- Born: 12 October 1915 London, England
- Died: 18 August 2002 (aged 86) London, England
- Occupation: Architect
- Practice: Cambridgeshire County Council Architectural Association School of Architecture

= Elizabeth Chesterton =

British architect and town planner (1915–2002)

Dame Elizabeth Ursula Chesterton, (12 October 1915 – 18 August 2002) was a British architect and town planner.

==Biography==
Chesterton was born on 12 October 1915 in Hampstead Garden Suburb, London. Her father, Maurice Chesterton, was an architect, while her mother Dorothy Deck had connections with writers and artists in Bloomsbury. Her father would regularly live at sites where the buildings were being erected, including running the company that designed Royal Shakespeare Theatre under Elisabeth Scott.

Chesterton moved with her family within Hampstead in the 1920s.
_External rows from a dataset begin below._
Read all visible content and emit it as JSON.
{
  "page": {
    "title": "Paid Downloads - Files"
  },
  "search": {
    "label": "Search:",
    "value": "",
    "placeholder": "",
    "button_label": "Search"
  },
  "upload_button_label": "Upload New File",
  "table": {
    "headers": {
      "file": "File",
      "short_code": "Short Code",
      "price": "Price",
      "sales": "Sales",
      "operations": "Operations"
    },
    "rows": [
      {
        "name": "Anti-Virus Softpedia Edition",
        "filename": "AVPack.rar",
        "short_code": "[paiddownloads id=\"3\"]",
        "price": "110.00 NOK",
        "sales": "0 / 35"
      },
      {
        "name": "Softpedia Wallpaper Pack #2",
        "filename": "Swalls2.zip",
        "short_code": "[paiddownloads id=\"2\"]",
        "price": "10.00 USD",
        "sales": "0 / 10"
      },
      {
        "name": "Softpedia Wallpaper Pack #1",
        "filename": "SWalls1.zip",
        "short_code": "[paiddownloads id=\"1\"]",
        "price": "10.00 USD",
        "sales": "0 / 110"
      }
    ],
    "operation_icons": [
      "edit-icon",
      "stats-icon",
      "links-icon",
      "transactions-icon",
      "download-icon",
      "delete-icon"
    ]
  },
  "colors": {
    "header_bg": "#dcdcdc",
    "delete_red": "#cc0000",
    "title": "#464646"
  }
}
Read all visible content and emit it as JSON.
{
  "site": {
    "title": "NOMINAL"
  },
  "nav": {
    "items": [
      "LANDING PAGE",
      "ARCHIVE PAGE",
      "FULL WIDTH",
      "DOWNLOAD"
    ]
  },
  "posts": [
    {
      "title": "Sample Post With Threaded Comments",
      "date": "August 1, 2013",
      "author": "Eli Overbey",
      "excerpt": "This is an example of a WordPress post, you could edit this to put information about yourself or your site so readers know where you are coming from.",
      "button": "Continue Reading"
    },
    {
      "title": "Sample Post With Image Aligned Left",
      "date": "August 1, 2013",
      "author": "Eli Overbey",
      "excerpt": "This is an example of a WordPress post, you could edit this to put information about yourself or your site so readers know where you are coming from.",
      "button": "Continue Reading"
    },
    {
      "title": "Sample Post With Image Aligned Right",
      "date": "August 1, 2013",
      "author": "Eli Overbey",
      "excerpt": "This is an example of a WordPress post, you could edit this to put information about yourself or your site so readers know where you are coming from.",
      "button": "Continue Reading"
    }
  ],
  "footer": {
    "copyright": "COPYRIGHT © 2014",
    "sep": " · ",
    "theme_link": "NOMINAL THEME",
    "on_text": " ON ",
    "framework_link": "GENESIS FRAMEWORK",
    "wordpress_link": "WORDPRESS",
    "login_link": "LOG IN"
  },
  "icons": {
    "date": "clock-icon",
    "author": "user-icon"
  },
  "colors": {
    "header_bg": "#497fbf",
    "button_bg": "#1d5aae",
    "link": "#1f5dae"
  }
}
She attended King Alfred School, then Queen's College, before studying with Leonard Manasseh at the Architectural Association's School of Architecture in the late 1930s. She graduated from the school in 1939, and joined East Suffolk County Council in the planning department.

==Career==
In 1947, Chesterton joined Cambridgeshire County Council as a development control officer, then from 1951, she spent two years at University College, London as an assistant to Ruth Glass, who was researching the post-war planning system.

She combined her work as a planning officer, working for Cambridgeshire County Council from 1947, with teaching at University College London and later at the Architectural Association. She worked with such notable architects as Richard Llewellyn Davies.

She served on the Royal Fine Art Commission, the National Trust's Architectural Panel and the Historic Buildings Council (later part of English Heritage) from the 1970s until the 1990s.

Chesterton was appointed DBE in the 1987 Birthday Honours.

National Life Stories conducted an oral history interview (C467/25) with Elizabeth Chesterton in 1997 for its Architects Lives' collection held by the British Library.

==Death==
Chesterton had Alzheimer's disease at the end of her life, and died from bronchopneumonia at Chase Farm Hospital in Enfield, London, on 18 August 2002.